Earlier this year (March 2025), Fondazione Telethon (Milan, Italy) announced that it submitted to FDA its BLA for its gene therapy, etuvetidigene autotemcel, for the treatment of patients with Wiskott-Aldrich Syndrome (WAS), a rare genetic disease of the immune system. The gene therapy originated from research carried out by the San Raffaele-Telethon Institute for Gene Therapy (Milan, Italy).

FDA issues draft guidances
On the regulatory front, late last month (September 2025), the US Food and Drug Administration issued three draft guidances relating to cell and gene therapies.
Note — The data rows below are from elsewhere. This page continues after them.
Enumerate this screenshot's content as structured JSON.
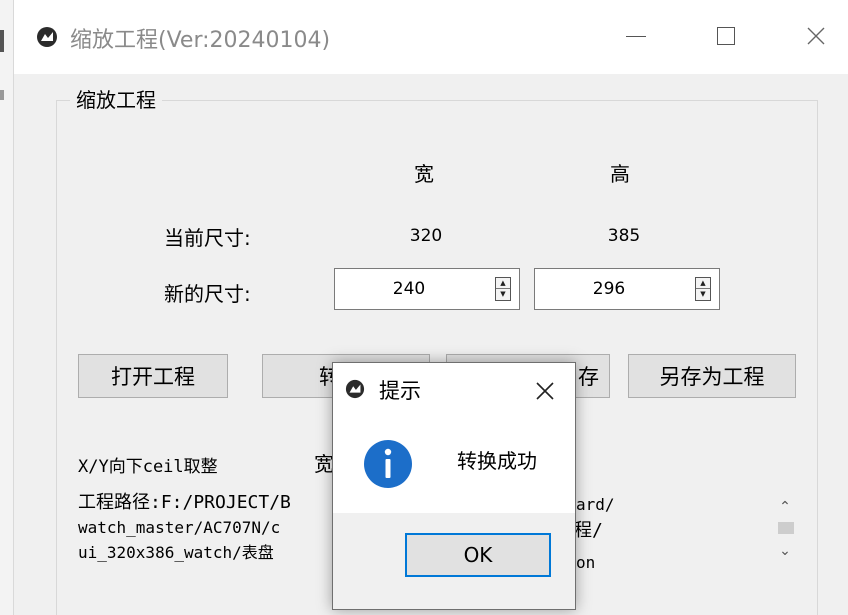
{
  "window": {
    "title": "缩放工程(Ver:20240104)"
  },
  "group": {
    "label": "缩放工程",
    "col_width_header": "宽",
    "col_height_header": "高",
    "current_size_label": "当前尺寸:",
    "current_width": "320",
    "current_height": "385",
    "new_size_label": "新的尺寸:",
    "new_width": "240",
    "new_height": "296"
  },
  "buttons": {
    "open_project": "打开工程",
    "convert": "转",
    "save": "存",
    "save_as_project": "另存为工程"
  },
  "status": {
    "rounding": "X/Y向下ceil取整",
    "width_note": "宽"
  },
  "path": {
    "lines": [
      "工程路径:F:/PROJECT/B",
      "watch_master/AC707N/c",
      "ui_320x386_watch/表盘"
    ],
    "right_fragments": [
      "ard/",
      "程/",
      "on"
    ]
  },
  "dialog": {
    "title": "提示",
    "message": "转换成功",
    "ok_label": "OK"
  },
  "colors": {
    "accent": "#0078d7",
    "info_icon": "#1c6ec9"
  }
}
The draft guidance, Expedited Programs for Regenerative Medicine Therapies for Serious Conditions, describes the expedited programs available to sponsors of regenerative medicine therapies for serious conditions, including those products designated as a regenerative medicine advanced therapy (RMAT). To that end, the guidance provides information about the provisions in the Cures Act regarding the use of the accelerated approval pathway for regenerative medicine therapies that have been granted designation as a RMAT. Finally, the guidance describes considerations in the clinical development of regenerative medicine therapies and opportunities for sponsors of such products to interact with the Center for Biologics Evaluation and Research (CBER) review staff.  As a general matter, this guidance addresses regenerative medicine therapies regulated by CBER as biological products.

Another draft guidance, Innovative Designs for Clinical Trials of Cellular and Gene Therapy Products in Small Populations, provides recommendations to sponsors who are planning clinical trials of cell and gene therapy products intended for use in a disease or condition that affects a small population—generally one that meets the definition of a rare disease or condition. It describes FDA requirements and provides considerations for the use of various clinical trial designs and endpoints to generate clinical evidence to support product licensure. This guidance expands on principles described in FDA’s existing guidance documents related to this topic by providing additional recommendations for the planning, design, conduct, and analysis of cell and gene therapy trials to facilitate FDA’s assessment of product effectiveness.

The third draft guidance, Postapproval Methods to Capture Safety and Efficacy Data for Cell and Gene Therapy Products, discusses methods and approaches for capturing postapproval safety and efficacy data for cell and gene therapy products. Given the potential for long-lasting effects of cell and gene therapy products, and the generally limited number of participants treated in clinical trials conducted to support approval of cell and gene therapy products, postapproval monitoring is important for gathering data on product safety and effectiveness over time. This guidance does not address data collected for the purpose of expanding clinical indications.